En sus ojos, mi secreto

57. Aprender a ver

El sábado por la mañana llegué puntual al centro comercial. Adriana ya estaba cerca de la entrada, acomodada en su silla de ruedas; llevaba una blusa morada, bolso cruzado y esa sonrisa cálida que siempre me desarmaba un poco.

—¡Sebas! —dijo levantando la mano.
—¡Adri! —la abracé con la naturalidad de siempre.

Entramos juntos. El centro comercial estaba lleno: familias paseando, parejas de la mano, grupos de adolescentes con bolsas de compras. Caminamos entre la multitud y pronto me di cuenta de algo que nunca antes había notado con tanta claridad: las miradas.

No eran todas, claro, pero había personas que giraban la cabeza un segundo de más, como si la silla de Adriana tuviera un imán invisible. No eran miradas malas, pero tampoco eran inocentes. Algunas venían cargadas de una curiosidad torpe; otras, de esa lástima que nunca sabe dónde acomodarse. Yo lo notaba por primera vez tan de frente que sentí un cosquilleo en la nuca. Me descubrí tensando la mandíbula, como si eso bastara para protegerla de esas miradas.
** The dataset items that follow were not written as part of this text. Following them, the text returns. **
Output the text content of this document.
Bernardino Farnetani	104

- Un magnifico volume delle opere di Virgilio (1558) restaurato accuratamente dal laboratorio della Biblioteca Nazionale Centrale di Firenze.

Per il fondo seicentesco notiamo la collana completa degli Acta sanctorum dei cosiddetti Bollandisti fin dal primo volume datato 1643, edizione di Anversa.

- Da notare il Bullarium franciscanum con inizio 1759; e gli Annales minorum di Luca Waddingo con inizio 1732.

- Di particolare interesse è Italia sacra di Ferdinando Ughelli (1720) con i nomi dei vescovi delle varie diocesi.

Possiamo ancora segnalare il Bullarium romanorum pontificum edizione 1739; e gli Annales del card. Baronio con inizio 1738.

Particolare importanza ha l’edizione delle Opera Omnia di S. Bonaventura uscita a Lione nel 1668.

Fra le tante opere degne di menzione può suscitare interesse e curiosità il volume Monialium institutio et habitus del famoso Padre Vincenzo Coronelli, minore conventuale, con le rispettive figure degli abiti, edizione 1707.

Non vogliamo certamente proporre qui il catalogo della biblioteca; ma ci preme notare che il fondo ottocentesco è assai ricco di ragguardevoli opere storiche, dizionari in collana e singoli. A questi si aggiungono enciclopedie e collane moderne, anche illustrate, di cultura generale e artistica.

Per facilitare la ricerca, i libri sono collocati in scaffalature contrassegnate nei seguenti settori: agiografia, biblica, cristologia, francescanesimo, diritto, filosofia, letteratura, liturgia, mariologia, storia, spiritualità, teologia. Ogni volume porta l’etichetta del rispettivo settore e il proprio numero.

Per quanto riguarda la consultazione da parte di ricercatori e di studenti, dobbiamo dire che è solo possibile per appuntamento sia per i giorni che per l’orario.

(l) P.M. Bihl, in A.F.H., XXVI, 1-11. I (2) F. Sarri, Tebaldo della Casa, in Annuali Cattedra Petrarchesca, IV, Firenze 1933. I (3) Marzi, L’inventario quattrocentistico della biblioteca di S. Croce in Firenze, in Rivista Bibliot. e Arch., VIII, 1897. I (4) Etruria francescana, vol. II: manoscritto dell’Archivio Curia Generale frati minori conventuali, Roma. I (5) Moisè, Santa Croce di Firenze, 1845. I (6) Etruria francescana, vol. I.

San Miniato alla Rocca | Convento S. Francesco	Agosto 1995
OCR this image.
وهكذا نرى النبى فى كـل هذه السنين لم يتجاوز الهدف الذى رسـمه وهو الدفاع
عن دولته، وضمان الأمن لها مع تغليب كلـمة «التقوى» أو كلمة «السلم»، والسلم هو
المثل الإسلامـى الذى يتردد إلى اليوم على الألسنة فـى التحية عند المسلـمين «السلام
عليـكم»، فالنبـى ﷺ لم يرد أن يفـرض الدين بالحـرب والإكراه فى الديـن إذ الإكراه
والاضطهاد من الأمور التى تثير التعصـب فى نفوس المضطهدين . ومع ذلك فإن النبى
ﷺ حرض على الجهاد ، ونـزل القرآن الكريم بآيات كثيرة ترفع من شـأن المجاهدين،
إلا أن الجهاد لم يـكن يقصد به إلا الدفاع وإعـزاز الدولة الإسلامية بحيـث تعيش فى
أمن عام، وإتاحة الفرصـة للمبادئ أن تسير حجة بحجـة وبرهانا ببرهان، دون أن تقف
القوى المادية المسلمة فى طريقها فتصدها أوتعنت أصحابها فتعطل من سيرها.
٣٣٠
Ella, en cambio, avanzaba con naturalidad, sin dar señales de haberse percatado. Saludaba con una sonrisa a los empleados que ofrecían cosas al pasar, me hablaba sobre cómo había estado su semana y se detenía en cada vitrina como cualquier otra persona. Yo iba a su lado, disfrutando su compañía, aunque con un nudo pequeño, inexplicable, instalado en el pecho.

—¿Quieres que vayamos primero a la tienda de zapatos? —me preguntó, mirando un directorio.

—Sí, dale —respondí, intentando que mi voz sonara tan ligera como el plan.

Entramos a una tienda que parecía especializada en calzado cómodo, pero con estilo. Adriana me pidió que buscara algo bonito en tonos neutros mientras ella revisaba los modelos de la estantería baja.

—¿Sabes qué es lo más difícil? —dijo, sin dejar de mirar—. Que algo se vea bien y, al mismo tiempo, no me lastime.

—¿Por la hinchazón?

—Por eso, y porque no siento si algo me aprieta. Un zapato rígido puede hacerme una herida sin que me dé cuenta.

Encontró unas sandalias de tiras anchas y suela acolchada. Eran de cuero suave, con velcro en el talón y un diseño sencillo pero elegante. Un color crema que brillaba un poco bajo la luz.

—Estas me gustan —comentó, mostrándomelas—. Abren bien y puedo acomodarlas sin que me presionen los dedos.

La vi quitarse los zapatos que llevaba con movimientos tranquilos, cuidadosos. Sus pies estaban algo hinchados, pero se veían bien cuidados, con las uñas pintadas de un tono discreto.

Sentí cómo algo dentro de mí se recogía, como si el mundo bajara el volumen por un instante.

Antes, no mucho tiempo atrás, esa misma imagen me habría hecho perder la compostura. Ahora, en cambio, lo que sentía era distinto: una mezcla de ternura, de cuidado, de un nerviosismo suave que tenía más de respeto que de deseo.

—¿Te ayudo? —pregunté. No me moví hasta que ella asintió.

Deslicé la primera sandalia despacio, atento a no rozarle la piel más de la cuenta. La ajusté apenas. Ella hizo una mueca de aprobación.

La segunda costó un poco más. Me dijo que a veces un pie se le hinchaba más que el otro.

Mientras ajustaba el velcro con suavidad, algo me cayó encima con un peso suave: la certeza de que, si alguna vez miré sus pies con fascinación, eso ya había quedado muy atrás. Lo que sentía ahora era otra cosa: una cercanía tranquila, un cariño que no necesitaba nombrarse, una intimidad que no tenía nada de torpe ni de furtiva. No veía sus pies, ni su discapacidad, ni nada que pudiera reducirla a un detalle.

La veía a ella. Solo a ella.

—¿Y? ¿Cómo me veo? —me preguntó, bajando la mirada hacia sus pies.

—Como alguien que sabe elegir —respondí—. Se ven… muy tú.

Sonrió sin decir nada. Giró la silla frente al espejo y se quedó unos segundos contemplando el reflejo de sus pies en sandalias. Luego murmuró, casi para sí misma:

—A veces, es bonito sentir que algo encaja. Que no tengo que elegir entre verme bien y estar cómoda.